In a video about human consciousness recently posted on Smaller Indiana by its founder Pat Coyle, Michael Pollan deals with some interesting and large concepts, starting with not absorbing life's lessons and ending with Darwinism being a process that heals the earth. The thrust of his presentation is that humans are the only species that fails to see itself as a part of nature. Instead, because we have conciousness and toolmaking capabilities, we consume resources instead of contributing to the earth's healing and regeneration process.
The story Pollan tells about a small farm that uses its limited acreage and an ecologically evolved process to produce big results - while improving the quality of the land - is downright inspirational. The only probnlem is that it will take way too long for corportae America to adapt to such a process because it cuts much of the agricultural industrial complex out of the loop.

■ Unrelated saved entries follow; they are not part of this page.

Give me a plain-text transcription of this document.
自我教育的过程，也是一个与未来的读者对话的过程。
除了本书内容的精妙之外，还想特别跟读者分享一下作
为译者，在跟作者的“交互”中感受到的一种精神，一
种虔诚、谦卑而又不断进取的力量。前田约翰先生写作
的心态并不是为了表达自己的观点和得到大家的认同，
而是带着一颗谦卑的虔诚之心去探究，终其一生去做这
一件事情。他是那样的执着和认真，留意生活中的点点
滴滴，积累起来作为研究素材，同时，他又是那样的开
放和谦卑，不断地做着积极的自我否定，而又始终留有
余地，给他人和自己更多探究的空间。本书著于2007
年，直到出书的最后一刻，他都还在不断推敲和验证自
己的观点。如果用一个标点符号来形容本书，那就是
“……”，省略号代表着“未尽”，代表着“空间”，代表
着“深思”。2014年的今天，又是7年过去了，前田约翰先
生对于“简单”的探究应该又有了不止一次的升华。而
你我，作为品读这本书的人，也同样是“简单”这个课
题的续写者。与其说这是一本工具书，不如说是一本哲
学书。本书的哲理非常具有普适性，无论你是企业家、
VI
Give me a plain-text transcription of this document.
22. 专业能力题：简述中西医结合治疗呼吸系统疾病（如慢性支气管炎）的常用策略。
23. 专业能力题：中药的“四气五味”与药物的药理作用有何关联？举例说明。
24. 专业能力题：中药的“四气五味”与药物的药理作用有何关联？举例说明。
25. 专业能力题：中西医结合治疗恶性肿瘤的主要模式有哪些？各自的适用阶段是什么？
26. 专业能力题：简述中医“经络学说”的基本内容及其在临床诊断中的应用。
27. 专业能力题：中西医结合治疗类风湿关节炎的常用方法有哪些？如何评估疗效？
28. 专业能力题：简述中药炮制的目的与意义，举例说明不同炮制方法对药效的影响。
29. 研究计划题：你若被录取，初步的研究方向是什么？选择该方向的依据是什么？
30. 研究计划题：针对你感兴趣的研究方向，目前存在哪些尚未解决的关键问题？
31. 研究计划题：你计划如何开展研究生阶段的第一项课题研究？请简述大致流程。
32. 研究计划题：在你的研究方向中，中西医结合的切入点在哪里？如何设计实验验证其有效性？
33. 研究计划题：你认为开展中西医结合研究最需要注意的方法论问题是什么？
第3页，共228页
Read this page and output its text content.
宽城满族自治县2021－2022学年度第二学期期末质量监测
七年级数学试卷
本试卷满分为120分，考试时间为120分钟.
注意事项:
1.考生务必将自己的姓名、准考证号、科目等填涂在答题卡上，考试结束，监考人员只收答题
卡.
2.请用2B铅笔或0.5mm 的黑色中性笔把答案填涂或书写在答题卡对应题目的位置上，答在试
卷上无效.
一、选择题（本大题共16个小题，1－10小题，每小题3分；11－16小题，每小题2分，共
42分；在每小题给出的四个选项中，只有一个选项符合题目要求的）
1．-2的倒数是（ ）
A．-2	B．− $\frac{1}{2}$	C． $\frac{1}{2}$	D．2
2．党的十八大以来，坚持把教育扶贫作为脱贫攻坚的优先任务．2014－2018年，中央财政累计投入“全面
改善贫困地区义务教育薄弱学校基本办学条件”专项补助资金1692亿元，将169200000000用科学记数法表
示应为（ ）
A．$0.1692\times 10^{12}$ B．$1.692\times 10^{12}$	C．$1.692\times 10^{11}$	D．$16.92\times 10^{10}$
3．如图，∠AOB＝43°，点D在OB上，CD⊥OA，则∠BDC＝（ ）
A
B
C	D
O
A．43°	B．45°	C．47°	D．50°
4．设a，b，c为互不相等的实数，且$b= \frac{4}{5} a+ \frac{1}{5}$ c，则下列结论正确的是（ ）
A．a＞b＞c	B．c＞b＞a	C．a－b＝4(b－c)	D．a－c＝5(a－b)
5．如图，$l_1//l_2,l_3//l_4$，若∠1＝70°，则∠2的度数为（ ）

Pollan's story refers to Darwinism (which is ultimately about survival of the fittest) and to seeing things from the perspective of other species, including plants, and how they battle the same forces of nature we face without tilting the planet off balance with damaging chemicals and processes. The end result for humans is that we as a species will probably become extinct long before most of the rest of the species currently present on the planet will cease to exist. And we will likely have killed ourselves one way or the other through our selfish consumer-oriented and violent lifestyle.
The balance of nature will see to it that the human experiment eventually ceases to exist because we do not justify our presence among the other species, just as nature has wiped out other less-fit species to keep the balance and protect itself. As Pollan points out, healing the earth is a part of the process of the planet's day to day delicately-balanced existence. Only where humans are present does that balance get skewed, because we as a species have failed to absorb life's lessons. Apparently our consciousness gets in the way of true understanding.
Some of the main lessons I see us as a species having failed to learn are well-documented on the front page of Friday's Indianapolis Star. The top story about Kelvin Sampson's failure to learn from his mistakes illustrates how we believe competition, from sports to business, justifies cheating. I can't think of any instances where other species cheat to survive. They just do what comes naturally within the laws, or rules, of nature.
The story about yet another mass murder on our college campuses illustrates our failure as a speces to recognize that our ability for violence is suppossed to be for our survival, like the animals in the jungle, not as a means of expressing dissatisfaction with one's current situation. When did we as a society decide mass murder is an acceptable form of expressing anger?
It sure seems like I read a new story almost everyday about a multiple-victim homicide in this country. And then I casually move on to the sports section to read about the latest juicy scandal there. I don't give the latest mass murder a second thought, and I suspect most people don't either, because before I have time to think about the tragedy I am greeted with the next day's news about the next mass murder on the next campus or in the next shopping mall.
The story about a local high school employee being arrested on suspicion of locker room video voyeurism and child pornography illustrates how we as a species have failed to understand, and properly teach to our children the relationship of intimacy and love to our survival as a species. The story also shows how we as a species are slowly transforming into a more technological being every day as opposed to a human being. We've lost our humanity and exchanged it for an iPhone (guilty as charged) or a gun (not guilty.)
The real sadness of it all is the fact that the editors of the Star chose to place the Sampson story above the the story about the mass slaying of our best and brightest just a few miles away. We are wiping out our future with pistols and rifles while we distract ourselves by watching basketball games and conducting congressional hearings about steroids.
If I was at the helm of a local media outlet or an Indiana educational institution, I would be more concerned as to when a campus mass murder jumps across the state line and plagues a Hoosier university than I would be concerned about our future roundball recruiting capabilities at good old IU.
These stories indicate that our state and community are not immune to the virus eating away at the moral compass of America. We have lost our way and we may not have a tool to help us safely return home. Our problems as a society are much bigger than a few phone calls to high school students with athletic skills. The fact is, if we don't do something soon about the pervasiveness of violence in our culture, and the presence of firearms in the hands of anyone itching to prove he's a misunderstood man worthy of respect, our children will be lucky to make it to graduation day alive.